C’est pour faire face à la stigmatisation sociale et exiger justice que ces femmes se sont organisées depuis le début des années 2000. D’abord dans la province d’Anta, à côté de Cusco, puis également à Chumbivilcas. L’organisation de femmes Toribia Flores de Cutipa, aujourd’hui dirigée par Inés Condori, est fondée en 2004. Au début, elle regroupe 109 femmes affectées ; aujourd’hui elles sont presque 400. Elles exigent indemnisation et réparation pour les dommages subis par le Programme National de Santé Reproductive et de Planification Familiale, ainsi que des opportunités d’emplois et des pensions dignes pour les plus âgées afin de pouvoir payer leurs traitements médicaux. Mais de plus, elles exigent que soient sanctionnés les principaux responsables : Alberto Fujimori, sa main droite Vladimir Montesino, et les différents ministres de la santé de l’époque.

De fait, ce cas n’a de cesse d’être réouvert et réarchivé. La pression sociale, notamment de la part d’ONG et de collectifs féministes divers, ne faiblit pas. Et ce, d’autant plus que la fille d’Alberto Fujimori, Keiko Fujimori, a été candidate (sans succès, heureusement) aux trois dernières élections nationales, manquant à 40.000 voix près d’accéder au Palais Présidentiel. Mais par ailleurs, la mafia fujimoriste enquistée dans les instances de l’État grâce à des années de régime extrême corrompu et autoritaire, n’a de cesse de faire réarchivé le cas. Ollanta Humala (2011-2016) a, au cours des derniers mois de son mandat, mis en place un Registre Unique de victimes de stérilisations forcées.
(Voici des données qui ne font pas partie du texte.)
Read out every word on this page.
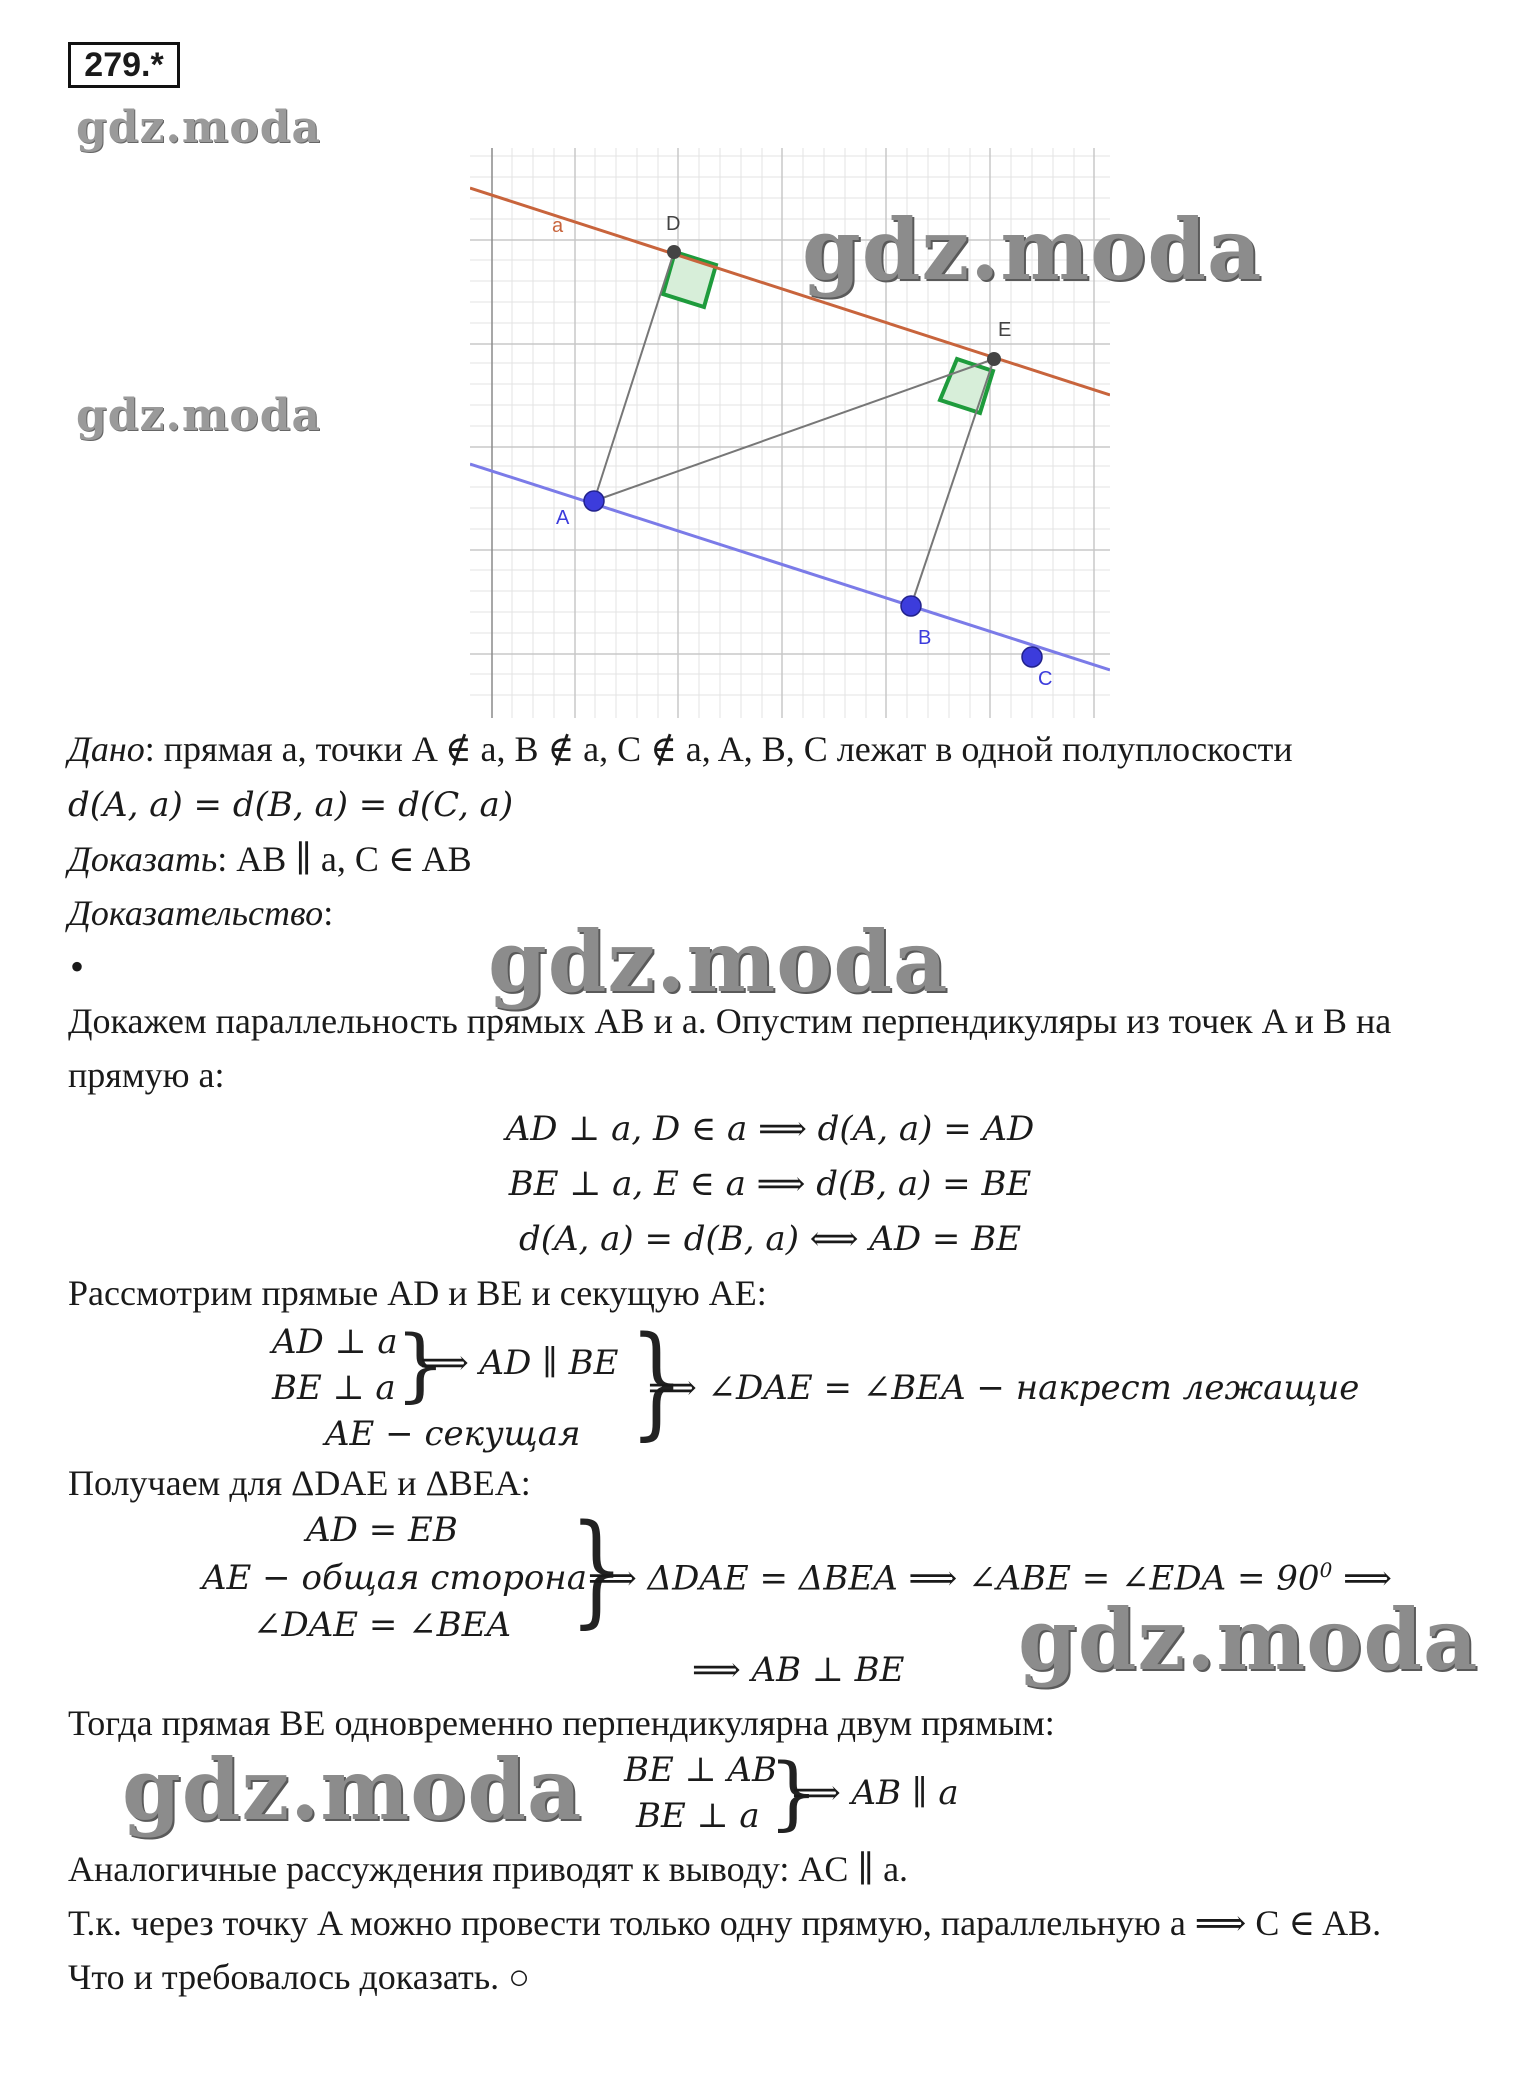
279.*
gdz.moda
gdz.moda
a	D
E
A
B
C
gdz.moda
Дано: прямая a, точки A ∉ a, B ∉ a, C ∉ a, A, B, C лежат в одной полуплоскости
d(A, a) = d(B, a) = d(C, a)
Доказать: AB ∥ a, C ∈ AB
Доказательство:
•	gdz.moda
Докажем параллельность прямых AB и a. Опустим перпендикуляры из точек A и B на
прямую a:
AD ⊥ a, D ∈ a ⟹ d(A, a) = AD
BE ⊥ a, E ∈ a ⟹ d(B, a) = BE
d(A, a) = d(B, a) ⟺ AD = BE
Рассмотрим прямые AD и BE и секущую AE:
AD ⊥ a
BE ⊥ a }
⟹ AD ∥ BE
AE − секущая }
⟹ ∠DAE = ∠BEA − накрест лежащие
Получаем для ΔDAE и ΔBEA:
AD = EB
AE − общая сторона
∠DAE = ∠BEA }
⟹ ΔDAE = ΔBEA ⟹ ∠ABE = ∠EDA = $90^0$ ⟹
⟹ AB ⊥ BE gdz.moda
Тогда прямая BE одновременно перпендикулярна двум прямым:
gdz.moda BE ⊥ AB
BE ⊥ a }
⟹ AB ∥ a
Аналогичные рассуждения приводят к выводу: AC ∥ a.
Т.к. через точку A можно провести только одну прямую, параллельную a ⟹ C ∈ AB.
Что и требовалось доказать. ○
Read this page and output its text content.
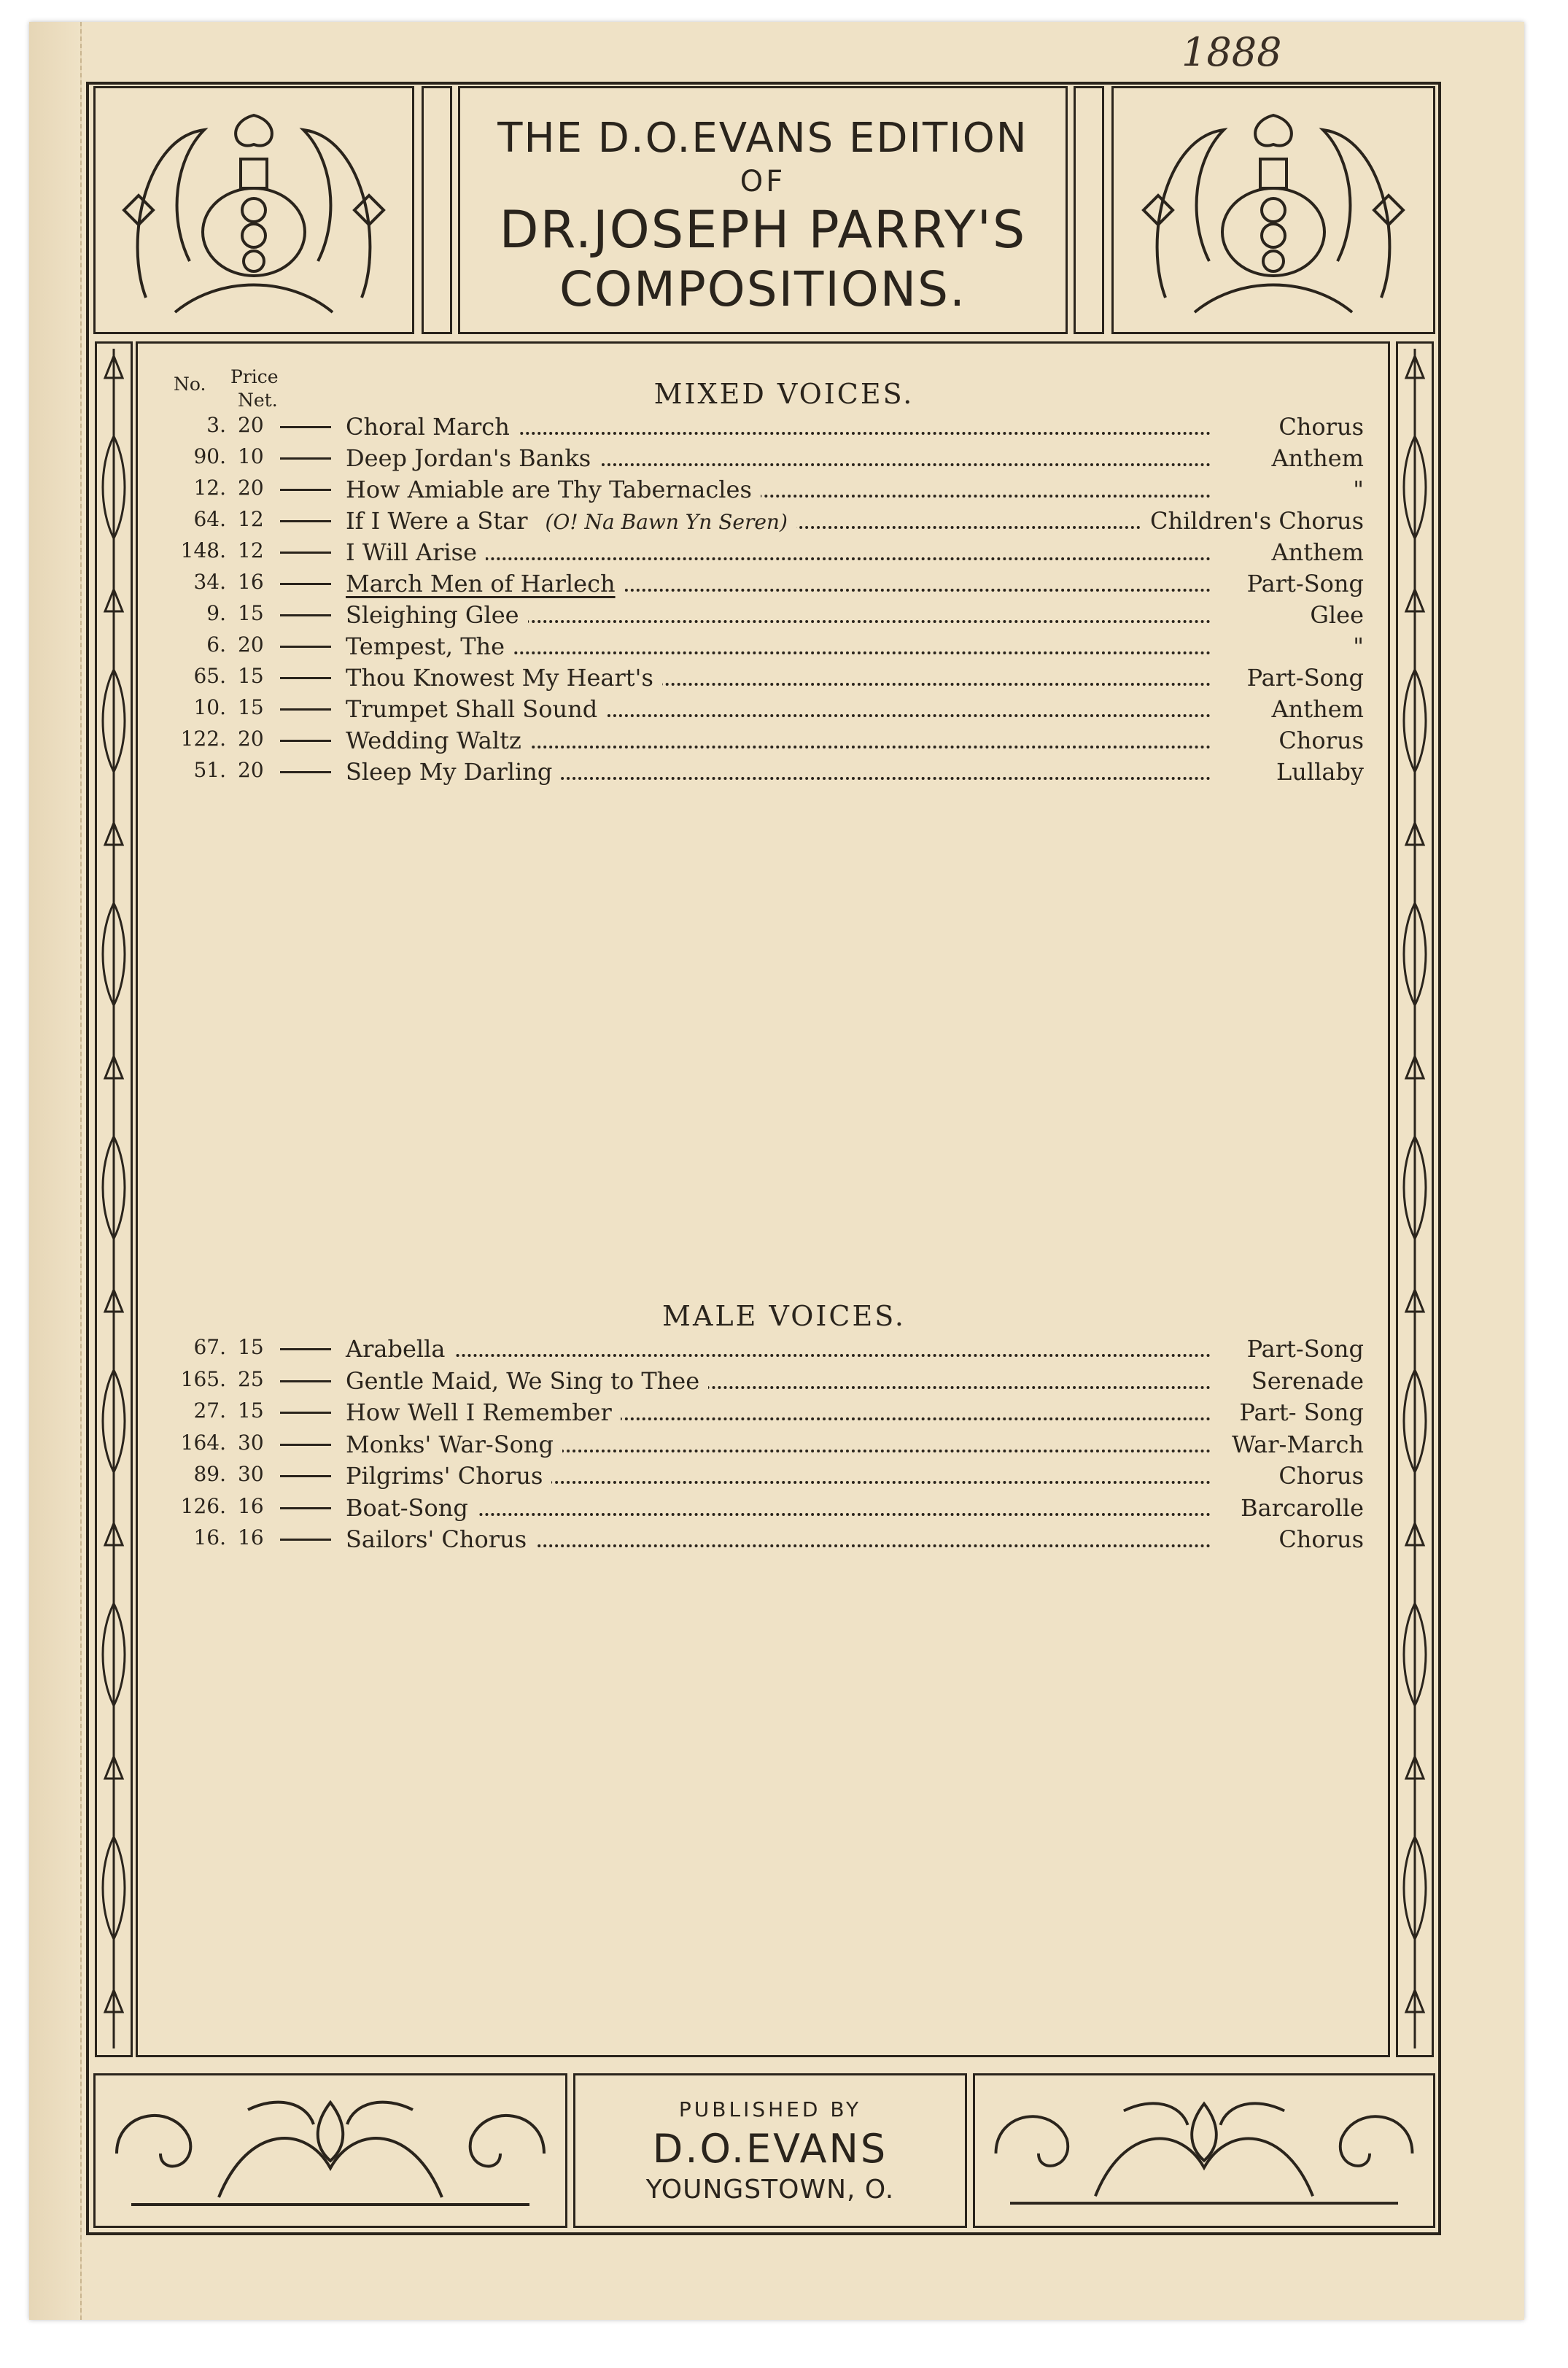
1888
THE D.O.EVANS EDITION
OF
DR.JOSEPH PARRY'S
COMPOSITIONS.
No. Price
Net.	MIXED VOICES.
3. 20	Choral March	Chorus
90. 10	Deep Jordan's Banks	Anthem
12. 20	How Amiable are Thy Tabernacles	"
64. 12	If I Were a Star (O! Na Bawn Yn Seren)	Children's Chorus
148. 12	I Will Arise	Anthem
34. 16	March Men of Harlech	Part-Song
9. 15	Sleighing Glee	Glee
6. 20	Tempest, The	"
65. 15	Thou Knowest My Heart's	Part-Song
10. 15	Trumpet Shall Sound	Anthem
122. 20	Wedding Waltz	Chorus
51. 20	Sleep My Darling	Lullaby
MALE VOICES.
67. 15	Arabella	Part-Song
165. 25	Gentle Maid, We Sing to Thee	Serenade
27. 15	How Well I Remember	Part- Song
164. 30	Monks' War-Song	War-March
89. 30	Pilgrims' Chorus	Chorus
126. 16	Boat-Song	Barcarolle
16. 16	Sailors' Chorus	Chorus
PUBLISHED BY
D.O.EVANS
YOUNGSTOWN, O.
Cependant, depuis, ni la recherche de justice ni de réparation n’a avancé, notamment du fait du retour en force politique du fujimorisme au Congrès de la République, et de l’instabilité politique chronique qui secoue le pays.

La recherche de justice sera encore longue – et comme l’affirme un dicton célèbre en Amérique latine : "la justice qui tarde a arriver, n’est pas juste du tout."